In his research, he has found that T2D, which has long been seen as a disease, is actually five different disease groups.
From Närpes to Lund
Leif Groop was born in 1947 in Närpes, Finnish Ostrobothnia. At the age of six, the family moved to Korsholm near the city of Vaasa. Already as a 17-year-old, Leif Groop began studying medicine at the University of Bern in Switzerland. There, through Marco Mumenthaler, an extremely inspiring professor of neurology, he became interested in research, something that led to a Swiss dissertation, “Gibt es einen Morbus Baastrup?” The answer was a resounding no, something that pleased Mumenthaler.
Back in the home municipality of Närpes, now as a doctor and responsible for the health center, he soon discovered that diabetes care was substandard, not only in Närpes; it was bad all over the world.
With the help of a scholarship, he was able to make a study visit to the research station Dalby near Lund in Sweden, where diabetes research model self-care took place. Back in Närpes, Groop, together with Finland’s first diabetes nurse, developed and introduced the so-called Närpes model, the first step towards today’s self-care.
Helsingfors
Leif Groop had originally intended to remain loyal to Närpes, but during a meeting in Jakobstad he met Risko Pelkonen, one of Finland’s foremost diabetes experts, now with the honorary title of archiatrist. This drew Leif Groop’s attention to the fact that Helsinki and the University Hospital could be an alternative to Närpes. The following week, Groop received an offer of a position at the 3rd medical clinic at the university hospital, the clinic that cared for diabetic patients.
He accepted and found that the move opened the doors to a more comprehensive work on diabetes. In addition to clinical diabetes care, Groop also managed to present a new dissertation Heterogeneity of type 2 diabetes under the supervision of Pelkonen.
The most important contribution of the dissertation was the description of the subgroup that Groop called LADA, Latent Autoimmune Diabetes in Adults. LADA is today an established concept, after initially meeting great resistance.
Yale University, USA
As the initiator and first chairman of the Finnish Diabetes Society, the Finnish Diabetes Research Society, Leif Groop felt that it was time for a postdoc stay.
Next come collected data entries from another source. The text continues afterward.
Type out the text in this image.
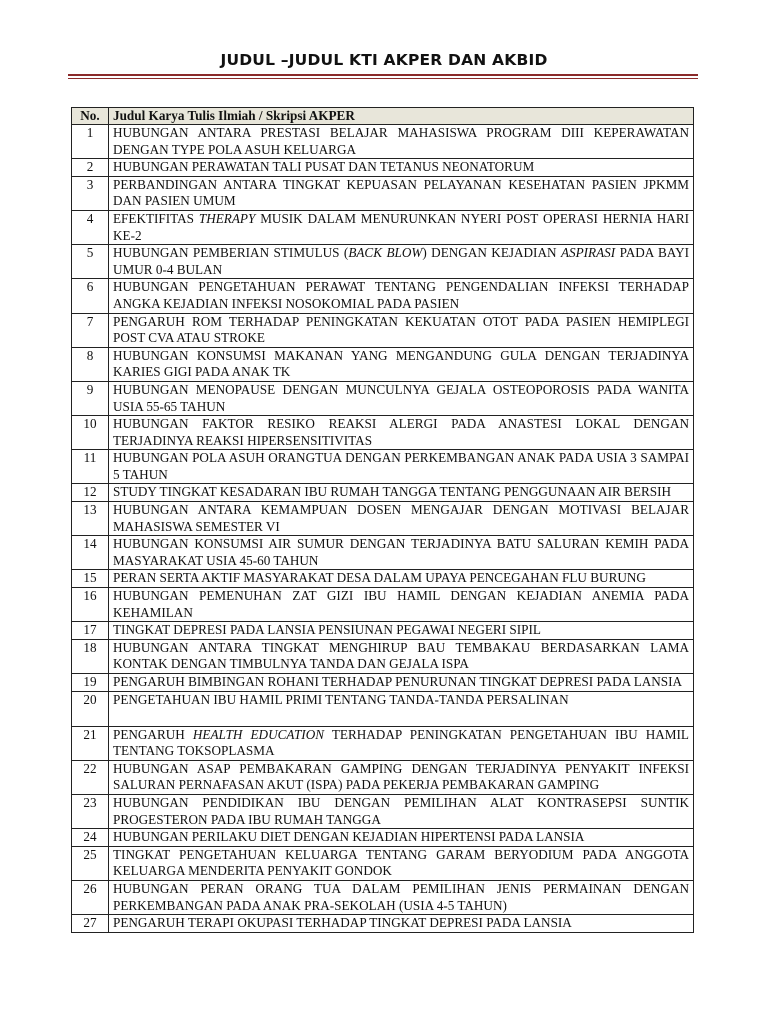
JUDUL –JUDUL KTI AKPER DAN AKBID
No.	Judul Karya Tulis Ilmiah / Skripsi AKPER
1	HUBUNGAN ANTARA PRESTASI BELAJAR MAHASISWA PROGRAM DIII KEPERAWATAN DENGAN TYPE POLA ASUH KELUARGA
2	HUBUNGAN PERAWATAN TALI PUSAT DAN TETANUS NEONATORUM
3	PERBANDINGAN ANTARA TINGKAT KEPUASAN PELAYANAN KESEHATAN PASIEN JPKMM DAN PASIEN UMUM
4	EFEKTIFITAS THERAPY MUSIK DALAM MENURUNKAN NYERI POST OPERASI HERNIA HARI KE-2
5	HUBUNGAN PEMBERIAN STIMULUS (BACK BLOW) DENGAN KEJADIAN ASPIRASI PADA BAYI UMUR 0-4 BULAN
6	HUBUNGAN PENGETAHUAN PERAWAT TENTANG PENGENDALIAN INFEKSI TERHADAP ANGKA KEJADIAN INFEKSI NOSOKOMIAL PADA PASIEN
7	PENGARUH ROM TERHADAP PENINGKATAN KEKUATAN OTOT PADA PASIEN HEMIPLEGI POST CVA ATAU STROKE
8	HUBUNGAN KONSUMSI MAKANAN YANG MENGANDUNG GULA DENGAN TERJADINYA KARIES GIGI PADA ANAK TK
9	HUBUNGAN MENOPAUSE DENGAN MUNCULNYA GEJALA OSTEOPOROSIS PADA WANITA USIA 55-65 TAHUN
10	HUBUNGAN FAKTOR RESIKO REAKSI ALERGI PADA ANASTESI LOKAL DENGAN TERJADINYA REAKSI HIPERSENSITIVITAS
11	HUBUNGAN POLA ASUH ORANGTUA DENGAN PERKEMBANGAN ANAK PADA USIA 3 SAMPAI 5 TAHUN
12	STUDY TINGKAT KESADARAN IBU RUMAH TANGGA TENTANG PENGGUNAAN AIR BERSIH
13	HUBUNGAN ANTARA KEMAMPUAN DOSEN MENGAJAR DENGAN MOTIVASI BELAJAR MAHASISWA SEMESTER VI
14	HUBUNGAN KONSUMSI AIR SUMUR DENGAN TERJADINYA BATU SALURAN KEMIH PADA MASYARAKAT USIA 45-60 TAHUN
15	PERAN SERTA AKTIF MASYARAKAT DESA DALAM UPAYA PENCEGAHAN FLU BURUNG
16	HUBUNGAN PEMENUHAN ZAT GIZI IBU HAMIL DENGAN KEJADIAN ANEMIA PADA KEHAMILAN
17	TINGKAT DEPRESI PADA LANSIA PENSIUNAN PEGAWAI NEGERI SIPIL
18	HUBUNGAN ANTARA TINGKAT MENGHIRUP BAU TEMBAKAU BERDASARKAN LAMA KONTAK DENGAN TIMBULNYA TANDA DAN GEJALA ISPA
19	PENGARUH BIMBINGAN ROHANI TERHADAP PENURUNAN TINGKAT DEPRESI PADA LANSIA
20	PENGETAHUAN IBU HAMIL PRIMI TENTANG TANDA-TANDA PERSALINAN
21	PENGARUH HEALTH EDUCATION TERHADAP PENINGKATAN PENGETAHUAN IBU HAMIL TENTANG TOKSOPLASMA
22	HUBUNGAN ASAP PEMBAKARAN GAMPING DENGAN TERJADINYA PENYAKIT INFEKSI SALURAN PERNAFASAN AKUT (ISPA) PADA PEKERJA PEMBAKARAN GAMPING
23	HUBUNGAN PENDIDIKAN IBU DENGAN PEMILIHAN ALAT KONTRASEPSI SUNTIK PROGESTERON PADA IBU RUMAH TANGGA
24	HUBUNGAN PERILAKU DIET DENGAN KEJADIAN HIPERTENSI PADA LANSIA
25	TINGKAT PENGETAHUAN KELUARGA TENTANG GARAM BERYODIUM PADA ANGGOTA KELUARGA MENDERITA PENYAKIT GONDOK
26	HUBUNGAN PERAN ORANG TUA DALAM PEMILIHAN JENIS PERMAINAN DENGAN PERKEMBANGAN PADA ANAK PRA-SEKOLAH (USIA 4-5 TAHUN)
27	PENGARUH TERAPI OKUPASI TERHADAP TINGKAT DEPRESI PADA LANSIA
It took place with Professor Ralph DeFronzo at Yale University, New Haven, USA. The knowledge he acquired there suited him perfectly for his later genetic research on factors that control our metabolism.
Botnia-studien
In 1990, Leif Groop started the so-called Botnia study, which included over 20,000 people from families with T2D. The study, which was probably the largest in the T2D family survey in the world, was intended to study whether family members with T2D already showed metabolic disorders. This is where the connection to genetics started.
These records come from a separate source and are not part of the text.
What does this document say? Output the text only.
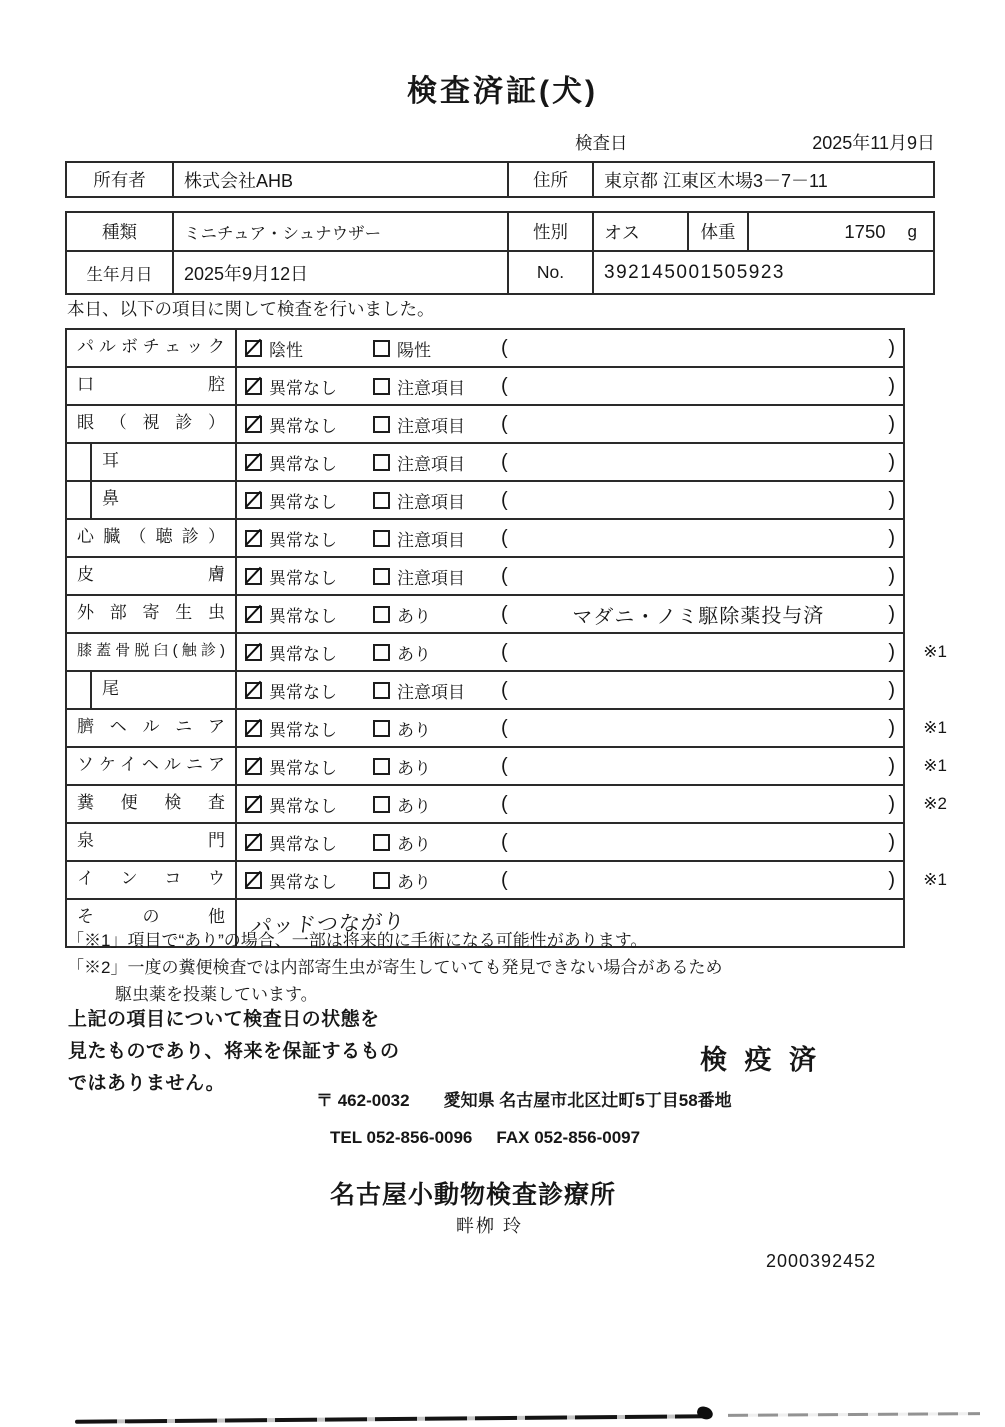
検査済証(犬)
検査日	2025年11月9日
所有者	株式会社AHB	住所	東京都 江東区木場3－7－11
種類	ミニチュア・シュナウザー	性別	オス	体重	1750 g
生年月日	2025年9月12日	No.	392145001505923
本日、以下の項目に関して検査を行いました。
パルボチェック	陰性	陽性	(	)
口腔	異常なし	注意項目 (	)
眼（視診）	異常なし	注意項目 (	)
耳	異常なし	注意項目 (	)
鼻	異常なし	注意項目 (	)
心臓（聴診）	異常なし	注意項目 (	)
皮膚	異常なし	注意項目 (	)
外部寄生虫	異常なし	あり	(	マダニ・ノミ駆除薬投与済	)
膝蓋骨脱臼(触診)	異常なし	あり	(	) ※1
尾	異常なし	注意項目 (	)
臍ヘルニア	異常なし	あり	(	) ※1
ソケイヘルニア	異常なし	あり	(	) ※1
糞便検査	異常なし	あり	(	) ※2
泉門	異常なし	あり	(	)
インコウ	異常なし	あり	(	) ※1
その他	パッドつながり
「※1」項目で“あり”の場合、一部は将来的に手術になる可能性があります。
「※2」一度の糞便検査では内部寄生虫が寄生していても発見できない場合があるため
駆虫薬を投薬しています。
上記の項目について検査日の状態を
見たものであり、将来を保証するもの
ではありません。
検 疫 済
〒 462-0032 愛知県 名古屋市北区辻町5丁目58番地
TEL 052-856-0096 FAX 052-856-0097
名古屋小動物検査診療所
畔栁 玲
2000392452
A key figure in genetic research Eric Lanner in Boston, who heard about the Botnia study, went to Finland at short notice to speak with Leif Groop. That meeting was the starting point for a 30-year successful collaboration. Lander, who was US President Barack Obama’s medical adviser, became an honorary doctor at Lund University in 2007.
Lund
Leif Groop was at this time a world name in genetic diabetes research, elected to an international group of advisers with leading representatives in diabetes research, including Arne Melander, professor of pharmacology at Lund University. Melander informed Groop that a professorship in endocrinology was available to apply. Groop applied for and received the position in 1993.
ANDIS, All New Diabetics in Scania
Leif Groop has published over 800 works, together quoted more than 70,400 times. He himself experiences ANDIS (All New Diabetics in Scania), which he initiated in 2007, as probably his most important study.
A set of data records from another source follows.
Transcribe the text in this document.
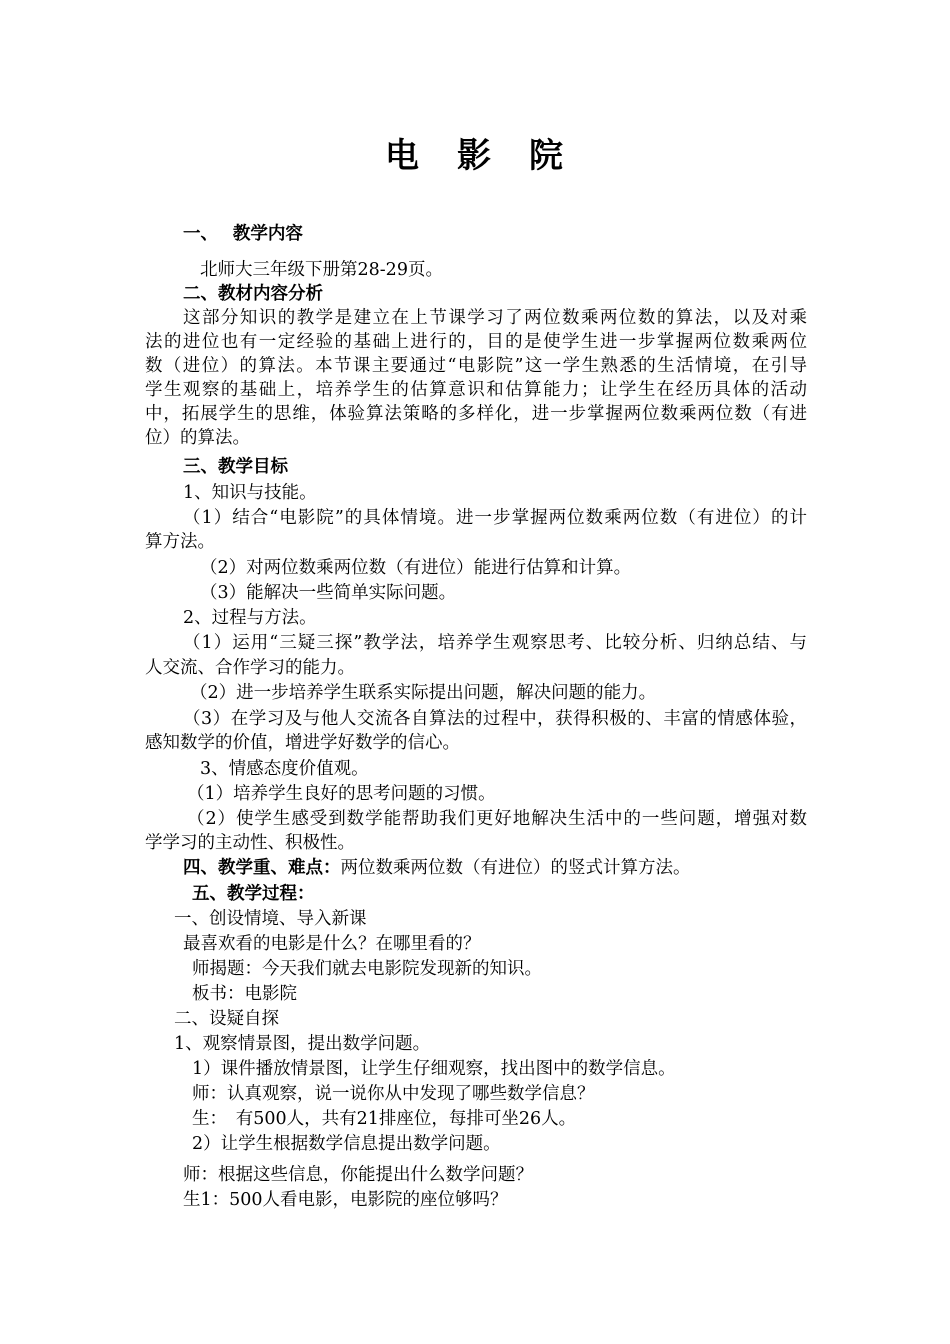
电　影　院
一、　 教学内容
北师大三年级下册第28-29页。
二、教材内容分析
这部分知识的教学是建立在上节课学习了两位数乘两位数的算法，以及对乘
法的进位也有一定经验的基础上进行的，目的是使学生进一步掌握两位数乘两位
数（进位）的算法。本节课主要通过“电影院”这一学生熟悉的生活情境，在引导
学生观察的基础上，培养学生的估算意识和估算能力；让学生在经历具体的活动
中，拓展学生的思维，体验算法策略的多样化，进一步掌握两位数乘两位数（有进
位）的算法。
三、教学目标
1、知识与技能。
（1）结合“电影院”的具体情境。进一步掌握两位数乘两位数（有进位）的计
算方法。
（2）对两位数乘两位数（有进位）能进行估算和计算。
（3）能解决一些简单实际问题。
2、过程与方法。
（1）运用“三疑三探”教学法，培养学生观察思考、比较分析、归纳总结、与
人交流、合作学习的能力。
（2）进一步培养学生联系实际提出问题，解决问题的能力。
（3）在学习及与他人交流各自算法的过程中，获得积极的、丰富的情感体验，
感知数学的价值，增进学好数学的信心。
3、情感态度价值观。
（1）培养学生良好的思考问题的习惯。
（2）使学生感受到数学能帮助我们更好地解决生活中的一些问题，增强对数
学学习的主动性、积极性。
四、教学重、难点：两位数乘两位数（有进位）的竖式计算方法。
五、教学过程：
一、创设情境、导入新课
最喜欢看的电影是什么？在哪里看的？
师揭题：今天我们就去电影院发现新的知识。
板书：电影院
二、设疑自探
1、观察情景图，提出数学问题。
1）课件播放情景图，让学生仔细观察，找出图中的数学信息。
师：认真观察，说一说你从中发现了哪些数学信息？
生：　有500人，共有21排座位，每排可坐26人。
2）让学生根据数学信息提出数学问题。
师：根据这些信息，你能提出什么数学问题？
生1：500人看电影，电影院的座位够吗？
“It includes 20,000 well-characterized patients with newly onset T2D. Groop argues that his perhaps foremost publication is Novel sub-groups of adult onset diabetes, and their association with outcomes: a data-driven, cluster analysis of six variables.” (DOI: 10.1016 / S2213-8587 (18) 30051-2).
It is based on the Andis study and shows that T2D is not a uniform disease but consists of five different disease groups.
The study has 2018 – 2020 already been cited 345 times and was ranked as top 0.1% in 2018 when it was published.
Prizes and awards
Leif Groop has made the world look at T2D in a completely new – and nuanced way. His research is unique in that it is based on families. His efforts have led to a better understanding of, and better treatment of, the various T2D groups.
The list of honorary assignments, prizes and awards is long and includes, among other things, election as a member of the Royal Swedish Academy of Sciences.
After retiring, Leif Groop has moved back to Finland. In addition to his many assignments, Groop gets time to devote to his hobby, angling around the summer place in Närpes.